General characteristics
- Displacement: 242 tons
- Length: not known
- Beam: not known
- Draft: 5 ft 6 in (1.68 m)
- Propulsion: steam engine
- Speed: 5 knots
- Complement: not known
- Armament: two 20-pounder Parrott rifles; six 24-pounder howitzers; two 12-pounder howitzers;
- Armor: tinclad

= USS Kate =

Gunboat of the United States Navy

USS Kate was a steamer acquired by the Union Navy during the American Civil War. She was used by the Union Navy as a gunboat in support of the Union Navy blockade of Confederate waterways.

== Construction ==

Kate was built as Kate B. Porter at Belle Vernon, Pennsylvania, in 1864, and was purchased at Cincinnati, Ohio, by the Navy from J. B. Porter & Son, 23 December 1864; converted into a gunboat and commissioned at Mound City, Illinois, Acting Volunteer Lt. W. R. Wells in command.

== Life ==

Kates first duty was patrolling the Mississippi River from Mound City to Memphis, Tennessee, during the closing days of the Civil War. The tinclad gunboat was ordered downstream 28 April 1865 to intercept Confederate President Jefferson Davis in his flight toward freedom in exile. After his capture, she returned up the river to assist in the demobilization of the squadron.

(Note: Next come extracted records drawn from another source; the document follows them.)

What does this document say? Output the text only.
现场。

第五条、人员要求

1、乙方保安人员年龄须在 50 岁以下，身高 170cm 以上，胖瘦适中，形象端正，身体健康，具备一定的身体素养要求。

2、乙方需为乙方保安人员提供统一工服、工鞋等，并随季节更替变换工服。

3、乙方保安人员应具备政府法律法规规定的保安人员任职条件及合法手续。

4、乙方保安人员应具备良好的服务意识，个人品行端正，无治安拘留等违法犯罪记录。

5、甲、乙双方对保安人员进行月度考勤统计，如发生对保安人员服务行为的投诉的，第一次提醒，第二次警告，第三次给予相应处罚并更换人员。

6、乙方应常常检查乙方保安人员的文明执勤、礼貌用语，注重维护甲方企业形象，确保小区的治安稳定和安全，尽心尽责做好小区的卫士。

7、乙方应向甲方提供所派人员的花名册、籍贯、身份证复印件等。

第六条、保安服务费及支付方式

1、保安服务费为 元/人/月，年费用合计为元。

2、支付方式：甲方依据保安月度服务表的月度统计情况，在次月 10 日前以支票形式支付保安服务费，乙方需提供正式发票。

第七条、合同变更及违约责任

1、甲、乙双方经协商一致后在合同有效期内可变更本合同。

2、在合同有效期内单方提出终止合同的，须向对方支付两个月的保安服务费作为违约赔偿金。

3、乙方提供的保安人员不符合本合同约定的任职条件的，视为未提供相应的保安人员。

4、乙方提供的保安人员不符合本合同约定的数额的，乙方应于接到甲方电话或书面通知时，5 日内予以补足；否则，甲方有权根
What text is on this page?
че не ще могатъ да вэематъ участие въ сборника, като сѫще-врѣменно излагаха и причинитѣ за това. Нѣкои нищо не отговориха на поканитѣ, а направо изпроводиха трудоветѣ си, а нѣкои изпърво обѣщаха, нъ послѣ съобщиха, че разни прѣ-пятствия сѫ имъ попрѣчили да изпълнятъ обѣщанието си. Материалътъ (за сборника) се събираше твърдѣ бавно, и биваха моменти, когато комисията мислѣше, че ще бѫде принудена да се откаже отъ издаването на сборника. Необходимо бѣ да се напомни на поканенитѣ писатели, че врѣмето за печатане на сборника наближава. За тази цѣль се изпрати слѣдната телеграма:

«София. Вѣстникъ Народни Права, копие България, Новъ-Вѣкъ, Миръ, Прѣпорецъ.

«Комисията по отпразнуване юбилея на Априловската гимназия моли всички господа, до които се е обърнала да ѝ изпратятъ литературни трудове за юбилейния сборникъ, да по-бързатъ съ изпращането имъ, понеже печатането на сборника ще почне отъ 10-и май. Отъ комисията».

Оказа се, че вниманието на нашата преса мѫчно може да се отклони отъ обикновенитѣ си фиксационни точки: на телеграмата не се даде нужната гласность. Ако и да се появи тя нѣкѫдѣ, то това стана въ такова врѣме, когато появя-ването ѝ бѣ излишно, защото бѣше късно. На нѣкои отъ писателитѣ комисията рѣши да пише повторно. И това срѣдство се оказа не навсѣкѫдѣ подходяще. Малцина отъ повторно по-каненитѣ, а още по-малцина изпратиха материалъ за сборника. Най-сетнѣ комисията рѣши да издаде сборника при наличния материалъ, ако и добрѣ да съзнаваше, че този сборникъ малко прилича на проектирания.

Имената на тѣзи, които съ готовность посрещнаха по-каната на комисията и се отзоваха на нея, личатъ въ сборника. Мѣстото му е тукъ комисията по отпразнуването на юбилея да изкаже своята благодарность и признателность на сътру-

After the war, she was sent to the Tennessee River to clear away the hulks of a number of sunken gunboats and barges. In August she was ordered to Jefferson Barracks Reserve to discharge her ordnance and to assist in disarming other vessels.

One of the last vessels in the Mississippi River to remain on naval duty, she decommissioned at Mound City 25 March 1866 and was sold at public auction there 4 days later. The gunboat was redocumented James J. Trover 12 April 1866 and stranded 300 miles below Fort Benton, Montana, 21 June 1867.